Originally published at: WEST COAST CHAOS: Man ‘BUSJACKS’ a 16 Person Commuter Shuttle at San Francisco Airport | Sean Hannity
A suspect reportedly “busjacked” a 16 person commuter shuttle at San Francisco International Airport Tuesday afternoon after the van stopped at one of busiest terminals in the United States.
“A man stole a 16-passenger shuttle bus from a driver at San Francisco International Airport Tuesday afternoon,” reports CBS San Francisco. “Nicole Judge, president of shuttle company Skypark, said one of her drivers was ‘busjacked’ just before noon Tuesday when the bus stopped at the airport’s International terminal. San Francisco police later confirmed these details.”
“He said, ‘I’m taking this bus and you can take the next one,’” Judge said. “At first, the passenger assumed the guy knew what he was doing and that he was allowed to do it.”
“The thief drove to Berkeley, where police found the bus abandoned across three lanes of Ashby Avenue,” adds CBS.

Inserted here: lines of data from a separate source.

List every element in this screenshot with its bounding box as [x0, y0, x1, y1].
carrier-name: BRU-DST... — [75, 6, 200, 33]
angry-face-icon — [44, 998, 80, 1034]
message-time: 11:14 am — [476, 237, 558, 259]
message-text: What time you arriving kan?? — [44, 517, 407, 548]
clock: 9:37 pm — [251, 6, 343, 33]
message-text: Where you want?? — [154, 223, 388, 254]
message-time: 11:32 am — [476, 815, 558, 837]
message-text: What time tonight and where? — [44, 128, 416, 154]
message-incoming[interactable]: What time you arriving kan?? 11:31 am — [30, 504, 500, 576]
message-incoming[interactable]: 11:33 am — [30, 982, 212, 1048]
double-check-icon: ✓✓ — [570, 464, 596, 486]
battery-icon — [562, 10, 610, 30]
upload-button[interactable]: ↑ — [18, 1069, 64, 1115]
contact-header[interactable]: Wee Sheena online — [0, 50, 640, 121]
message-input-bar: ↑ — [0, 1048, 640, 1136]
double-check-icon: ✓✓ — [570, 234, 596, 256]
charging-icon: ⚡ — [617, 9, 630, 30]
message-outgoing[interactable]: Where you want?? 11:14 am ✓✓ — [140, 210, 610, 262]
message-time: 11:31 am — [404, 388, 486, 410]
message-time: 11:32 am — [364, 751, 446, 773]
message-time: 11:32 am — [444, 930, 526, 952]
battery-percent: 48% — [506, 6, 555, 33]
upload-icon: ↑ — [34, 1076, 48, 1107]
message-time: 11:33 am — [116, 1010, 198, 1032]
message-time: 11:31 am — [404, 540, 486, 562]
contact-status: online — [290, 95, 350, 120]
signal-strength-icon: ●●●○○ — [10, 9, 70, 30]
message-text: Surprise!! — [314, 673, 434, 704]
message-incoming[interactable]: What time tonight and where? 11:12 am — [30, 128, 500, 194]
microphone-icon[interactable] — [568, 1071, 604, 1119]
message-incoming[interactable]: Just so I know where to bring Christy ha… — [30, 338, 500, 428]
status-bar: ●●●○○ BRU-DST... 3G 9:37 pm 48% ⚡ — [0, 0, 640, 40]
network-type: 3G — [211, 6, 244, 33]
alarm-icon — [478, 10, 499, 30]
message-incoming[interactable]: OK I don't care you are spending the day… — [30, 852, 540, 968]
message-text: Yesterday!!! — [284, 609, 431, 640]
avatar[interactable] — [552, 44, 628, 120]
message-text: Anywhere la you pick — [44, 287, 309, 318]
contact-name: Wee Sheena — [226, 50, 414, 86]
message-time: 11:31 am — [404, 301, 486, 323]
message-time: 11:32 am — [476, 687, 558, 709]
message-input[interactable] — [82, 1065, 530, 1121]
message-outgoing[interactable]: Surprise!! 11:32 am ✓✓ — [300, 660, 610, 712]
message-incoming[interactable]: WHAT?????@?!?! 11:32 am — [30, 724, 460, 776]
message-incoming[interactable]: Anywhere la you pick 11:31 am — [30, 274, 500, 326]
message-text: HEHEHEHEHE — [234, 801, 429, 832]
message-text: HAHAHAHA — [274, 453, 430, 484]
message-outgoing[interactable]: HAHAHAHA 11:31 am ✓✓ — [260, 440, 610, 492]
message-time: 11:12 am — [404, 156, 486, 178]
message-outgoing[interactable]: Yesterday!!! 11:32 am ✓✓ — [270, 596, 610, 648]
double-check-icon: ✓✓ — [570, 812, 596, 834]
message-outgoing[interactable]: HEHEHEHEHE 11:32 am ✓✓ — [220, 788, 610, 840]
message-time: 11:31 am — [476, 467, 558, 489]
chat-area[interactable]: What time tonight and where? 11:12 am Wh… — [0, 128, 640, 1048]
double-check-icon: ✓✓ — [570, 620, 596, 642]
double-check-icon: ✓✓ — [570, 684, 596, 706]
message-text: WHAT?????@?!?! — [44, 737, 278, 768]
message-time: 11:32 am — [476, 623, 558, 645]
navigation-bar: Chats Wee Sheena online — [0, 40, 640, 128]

The incident comes days after the international hub banned the sale of plastic water bottles throughout the airport.
Strangely, the ban does not apply to soft drinks and many other beverages.
“If you’re flying in to or out of San Francisco International Airport, don’t forget to bring along your reusable water bottle!” reports KRON 4. “Starting Aug. 20, all plastic water bottle sales will be banned at SFO, airport officials announced Friday.”
STARTING TOMORROW: Plastic bottle sales will be banned at San Francisco International Airport https://t.co/JiDvRwqJjw
— KRON4 News (@kron4news) August 19, 2019
“SFO will also transition away from single-use plastic food service ware and accessories, as well as limit when food service ware accessories are provided,” adds the website. “Airport officials said it’s being done to reduce the airport’s impact on the environment as well as to advance the airport’s zero waste goal.”
“The policy applies to purified water, mineral water, carbonated or sparkling water, and electrolyte-enhanced water, but does not include flavored beverages such as sodas, teas, or juices,” writes SFO Connect.